Manual Telephone Exchanges

With all-manual calling, the customer calls the operator and asks the operator for the number, and provided that the number is in the same central office, the operator connects the call by plugging into the jack on the switchboard corresponding to that customer's line. If the call is to another central office, the operator plugs into the trunk for the other office and ask the operator answering (known as the "inward" operator) to connect the call.

Most manual telephone exchanges in cities were common-battery, meaning that the central office provided power for the telephone circuits, as is the case today.  A customer lifting their receiver would change their line status to "tip," thereby lighting a lamp on the operator's switchboard.  In smaller towns, early telephones were often magneto, or crank, phones, where the subscriber turned a crank to generate current to activate the "tip" condition, notifying the operator of the call with a hinged piece of metal dropping.  Batteries at the subscriber's home provided the current to allow conversation.  Magneto systems were in use in some small towns in the U.S. as late at the 1980s.

In large cities, such as New York City, with hundreds of central offices, it took many years to convert the whole city to dial service. To help automate service to manual offices during the transition to dial service, a special type of switchboard, which would display the number dialed by the customer, was used. For instance, if a customer in the MUrray Hill exchange picked up the phone and dialed a number in the CIty Island exchange, the customer would never need to know the destination number was in a manual exchange. Dialing that number would connect to the CIty Island exchange inward operator, who would see the number displayed on the switchboard, and plug into the line.

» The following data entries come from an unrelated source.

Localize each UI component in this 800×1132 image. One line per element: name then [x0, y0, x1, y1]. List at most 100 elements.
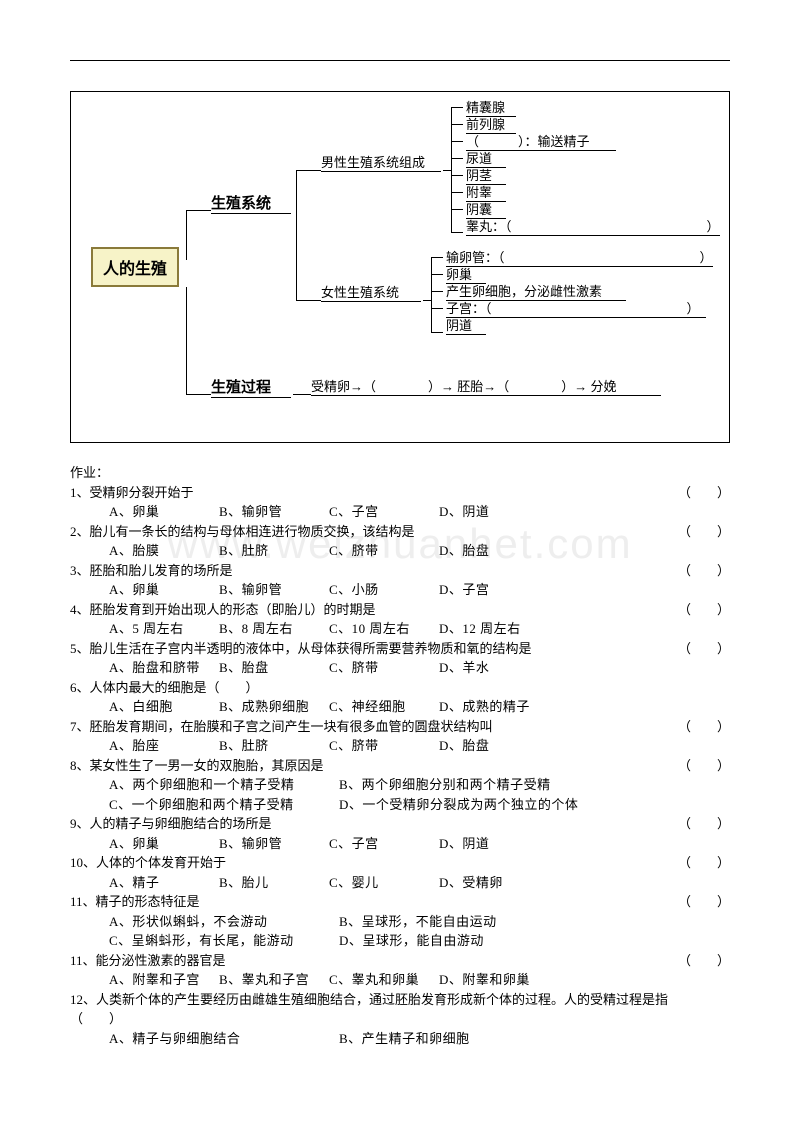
question-text: 3、胚胎和胎儿发育的场所是 [70, 561, 233, 581]
question-text: 7、胚胎发育期间，在胎膜和子宫之间产生一块有很多血管的圆盘状结构叫 [70, 717, 493, 737]
question-line: 10、人体的个体发育开始于 （ ） [70, 853, 730, 873]
option: D、12 周左右 [439, 619, 549, 639]
option: C、呈蝌蚪形，有长尾，能游动 [109, 931, 339, 951]
question-item: 11、能分泌性激素的器官是（ ）A、附睾和子宫B、睾丸和子宫C、睾丸和卵巢D、附… [70, 951, 730, 990]
question-item: 8、某女性生了一男一女的双胞胎，其原因是 （ ）A、两个卵细胞和一个精子受精B、两… [70, 756, 730, 815]
question-text: 1、受精卵分裂开始于 [70, 483, 194, 503]
root-node: 人的生殖 [91, 247, 179, 287]
option: D、一个受精卵分裂成为两个独立的个体 [339, 795, 578, 815]
question-text: 11、能分泌性激素的器官是 [70, 951, 226, 971]
options-row: A、胎座B、肚脐C、脐带D、胎盘 [70, 736, 730, 756]
option: A、卵巢 [109, 834, 219, 854]
question-item: 2、胎儿有一条长的结构与母体相连进行物质交换，该结构是（ ）A、胎膜B、肚脐C、… [70, 522, 730, 561]
option: C、脐带 [329, 658, 439, 678]
question-line: 11、精子的形态特征是 （ ） [70, 892, 730, 912]
option: D、附睾和卵巢 [439, 970, 549, 990]
question-text: 5、胎儿生活在子宫内半透明的液体中，从母体获得所需要营养物质和氧的结构是 [70, 639, 532, 659]
option: B、胎盘 [219, 658, 329, 678]
option: D、成熟的精子 [439, 697, 549, 717]
question-text: 9、人的精子与卵细胞结合的场所是 [70, 814, 272, 834]
options-row: A、精子与卵细胞结合B、产生精子和卵细胞 [70, 1029, 730, 1049]
question-text: 11、精子的形态特征是 [70, 892, 200, 912]
question-item: 6、人体内最大的细胞是（ ）A、白细胞B、成熟卵细胞C、神经细胞D、成熟的精子 [70, 678, 730, 717]
female-system-title: 女性生殖系统 [321, 282, 421, 302]
option: C、子宫 [329, 502, 439, 522]
branch-reproductive-system: 生殖系统 [211, 192, 291, 214]
question-text: 12、人类新个体的产生要经历由雌雄生殖细胞结合，通过胚胎发育形成新个体的过程。人… [70, 990, 730, 1010]
option: B、输卵管 [219, 834, 329, 854]
option: B、胎儿 [219, 873, 329, 893]
question-item: 12、人类新个体的产生要经历由雌雄生殖细胞结合，通过胚胎发育形成新个体的过程。人… [70, 990, 730, 1049]
question-line: 6、人体内最大的细胞是（ ） [70, 678, 730, 698]
answer-paren: （ ） [678, 600, 730, 620]
concept-map: 人的生殖 生殖系统 生殖过程 男性生殖系统组成 女性生殖系统 精囊腺 前列腺 （… [70, 91, 730, 443]
option: B、输卵管 [219, 502, 329, 522]
option: C、子宫 [329, 834, 439, 854]
top-rule [70, 60, 730, 61]
option: A、附睾和子宫 [109, 970, 219, 990]
option: D、子宫 [439, 580, 549, 600]
question-line: 4、胚胎发育到开始出现人的形态（即胎儿）的时期是（ ） [70, 600, 730, 620]
question-line: 9、人的精子与卵细胞结合的场所是 （ ） [70, 814, 730, 834]
options-row: A、卵巢B、输卵管C、子宫D、阴道 [70, 834, 730, 854]
option: B、成熟卵细胞 [219, 697, 329, 717]
option: C、神经细胞 [329, 697, 439, 717]
process-line: 受精卵→（ ）→ 胚胎→（ ）→ 分娩 [311, 376, 661, 396]
answer-paren: （ ） [678, 756, 730, 776]
question-item: 11、精子的形态特征是（ ）A、形状似蝌蚪，不会游动B、呈球形，不能自由运动C、… [70, 892, 730, 951]
option: A、形状似蝌蚪，不会游动 [109, 912, 339, 932]
answer-paren: （ ） [678, 892, 730, 912]
female-item: 阴道 [446, 315, 486, 335]
option: C、小肠 [329, 580, 439, 600]
options-row: A、5 周左右B、8 周左右C、10 周左右D、12 周左右 [70, 619, 730, 639]
question-line: 7、胚胎发育期间，在胎膜和子宫之间产生一块有很多血管的圆盘状结构叫 （ ） [70, 717, 730, 737]
answer-paren: （ ） [678, 639, 730, 659]
answer-paren: （ ） [678, 853, 730, 873]
question-item: 7、胚胎发育期间，在胎膜和子宫之间产生一块有很多血管的圆盘状结构叫 （ ）A、胎座… [70, 717, 730, 756]
question-line: 11、能分泌性激素的器官是（ ） [70, 951, 730, 971]
option: A、精子与卵细胞结合 [109, 1029, 339, 1049]
options-row: A、两个卵细胞和一个精子受精B、两个卵细胞分别和两个精子受精 [70, 775, 730, 795]
option: A、胎盘和脐带 [109, 658, 219, 678]
answer-paren: （ ） [678, 717, 730, 737]
options-row: A、形状似蝌蚪，不会游动B、呈球形，不能自由运动 [70, 912, 730, 932]
homework-section: 作业： 1、受精卵分裂开始于（ ）A、卵巢B、输卵管C、子宫D、阴道2、胎儿有一… [70, 463, 730, 1048]
option: A、两个卵细胞和一个精子受精 [109, 775, 339, 795]
question-item: 1、受精卵分裂开始于 （ ） A、卵巢B、输卵管C、子宫D、阴道 [70, 483, 730, 522]
option: C、睾丸和卵巢 [329, 970, 439, 990]
options-row: A、胎膜B、肚脐C、脐带D、胎盘 [70, 541, 730, 561]
question-line: 3、胚胎和胎儿发育的场所是（ ） [70, 561, 730, 581]
question-text: 8、某女性生了一男一女的双胞胎，其原因是 [70, 756, 324, 776]
options-row: A、白细胞B、成熟卵细胞C、神经细胞D、成熟的精子 [70, 697, 730, 717]
question-line: 5、胎儿生活在子宫内半透明的液体中，从母体获得所需要营养物质和氧的结构是 （ ） [70, 639, 730, 659]
option: B、睾丸和子宫 [219, 970, 329, 990]
question-line: 1、受精卵分裂开始于 （ ） [70, 483, 730, 503]
question-text: 6、人体内最大的细胞是（ ） [70, 678, 259, 698]
option: D、阴道 [439, 502, 549, 522]
answer-paren: （ ） [678, 814, 730, 834]
option: A、卵巢 [109, 580, 219, 600]
question-text: 2、胎儿有一条长的结构与母体相连进行物质交换，该结构是 [70, 522, 415, 542]
option: D、胎盘 [439, 541, 549, 561]
question-item: 4、胚胎发育到开始出现人的形态（即胎儿）的时期是（ ）A、5 周左右B、8 周左… [70, 600, 730, 639]
options-row: C、呈蝌蚪形，有长尾，能游动D、呈球形，能自由游动 [70, 931, 730, 951]
option: D、阴道 [439, 834, 549, 854]
question-line: 2、胎儿有一条长的结构与母体相连进行物质交换，该结构是（ ） [70, 522, 730, 542]
option: A、卵巢 [109, 502, 219, 522]
option: B、产生精子和卵细胞 [339, 1029, 569, 1049]
option: C、脐带 [329, 736, 439, 756]
question-text: 10、人体的个体发育开始于 [70, 853, 226, 873]
option: A、白细胞 [109, 697, 219, 717]
option: A、5 周左右 [109, 619, 219, 639]
option: C、一个卵细胞和两个精子受精 [109, 795, 339, 815]
option: B、呈球形，不能自由运动 [339, 912, 569, 932]
option: B、肚脐 [219, 541, 329, 561]
options-row: A、卵巢B、输卵管C、小肠D、子宫 [70, 580, 730, 600]
question-item: 10、人体的个体发育开始于（ ）A、精子B、胎儿C、婴儿D、受精卵 [70, 853, 730, 892]
option: A、胎膜 [109, 541, 219, 561]
question-item: 3、胚胎和胎儿发育的场所是（ ）A、卵巢B、输卵管C、小肠D、子宫 [70, 561, 730, 600]
answer-paren: （ ） [678, 483, 730, 503]
option: B、8 周左右 [219, 619, 329, 639]
homework-title: 作业： [70, 463, 730, 483]
option: D、呈球形，能自由游动 [339, 931, 569, 951]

Automatic Telephone Exchanges

These came into existence in the early 1900s. They were designed to replace the need for telephone operators. Before the exchanges became automated, operators had to complete the connections required for a telephone call.  Almost everywhere, operators have been replaced by computerized exchanges.

The local exchange automatically senses an off hook (tip) condition, provides dial tone to that phone, receives the pulses or touch tounes tones generated by the phone, and then completes a connection to the called phone within the same exchange or to another distant exchange.

The exchange then maintains the connection until a party hangs up, and the connection is disconnected. Additional features, such as billing equipment, may also be incorporated into the exchange.

Early exchanges used motors, shaft drives, rotating switches and relays. Some types of automatic exchanges were Step-By-Step, All Relay, X-Y, Panel and Crossbar.